En primer lugar, la mitad al menos de los catalanes emplea el castellano como primera lengua. En segundo lugar, ocurre que el castellano, a igualdad de factores, tiende a crecer más que el catalán. Sofocar o reducir el castellano entrañaría, por consiguiente, un intrusismo de los poderes públicos, y una desviación institucional de los recursos, permanentes e impulsados siempre desde la cúpula del poder. El resultado fatal será un gobierno de temple, vocación y usos oligárquicos. Mucho de esto ha sucedido ya en Cataluña, donde la salida de Pujol va a mover más piezas, y poner más cosas en entredicho, de lo que se acostumbra en una democracia normal.

Paso al segundo punto. La xenofobia lingüística de Barrera se combina con actitudes abiertamente racistas. Es claro que Barrera prefiere una Cataluña poblada sólo por individuos de 'raza blanca mediterránea' -la acuñación es del propio Barrera-. Al tiempo, la inmigración inquieta o enfada a Barrera porque, a través de ella, sigue aumentando el castellano. Al cabo, no se sabe bien qué cuestiona más nuestro hombre: si la piel oscura del africano o su inclinación a expresarse en un romance para él ingrato. Y a la viceversa: se tiene la sensación de que, por un mecanismo de asociación pavloviana, Barrera ha terminado por ver en manchegos y andaluces a gentes que no son blancas, o quizá, no son mediterráneas.

Esta confusión, en principio, resulta extravagante, puesto que cabe distinguir con nitidez entre nacionalismo racista y nacionalismo etnicista. Arzalluz, por ejemplo, es un exponente claro del primero. ¿Por qué? Porque se representa a los vascos como la destilación milenaria de un largo proceso de endogamia, o mejor aún, de especiación alopátrica, que es como denominan los genetistas la aparición de una especie por aislamiento geográfico. Esta identificación de pueblo con raza no es imputable al xenófobo etnicista, el cual está presto a admitir como suyos a los que comparten su cultura y su idioma, sin acepción de piel, hechura craneana o signo del Rh.
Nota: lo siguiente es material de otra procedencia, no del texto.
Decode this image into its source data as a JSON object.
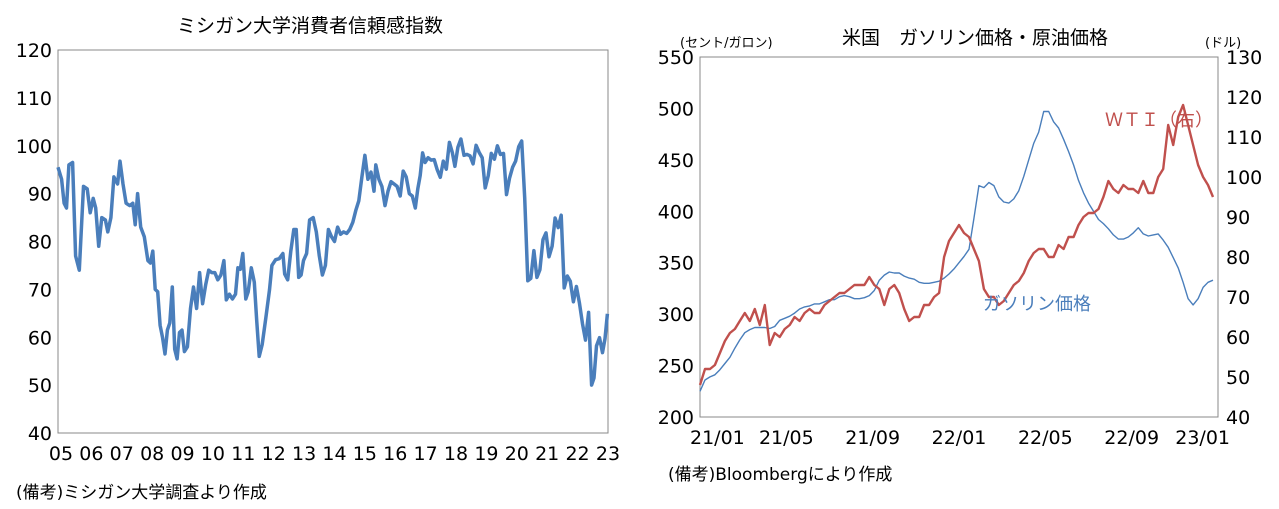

Pero luego llega la práctica, y con la práctica, el tío Paco y sus rebajas. En el terreno de los hechos, racismo y etnicismo propenden a manifestarse como variantes de un sentimiento común: el clasismo. Pensemos en el conde de Gobineau, fundador del racismo moderno. Gobineau fue, ante todo, un aristócrata a quien habían dejado perplejo y horrorizado los revoluciones igualitaristas del 48. Sus cuatro tomos sobre la desigualdad de las razas (1853-1855) constituyen la transposición, en términos naturalistas, de un previo prejuicio de clase. Los nacionalismos del 48, por cierto, fueron democráticos. Polemizaban, o se debatían, con los poderes imperiales del Antiguo Régimen, accidentados y variopintos en lo social, jurídico y lingüístico. Los nacionalismos de 2000 tiran, sin embargo, a reaccionarios. Su enemigo inmediato son las democracias consolidadas y pluralistas que han sobrevivido al maremagno del siglo XX. Ello los coloca en una relación tensa, acaso insoportable, con lo que aún continuamos concibiendo como moral moderna.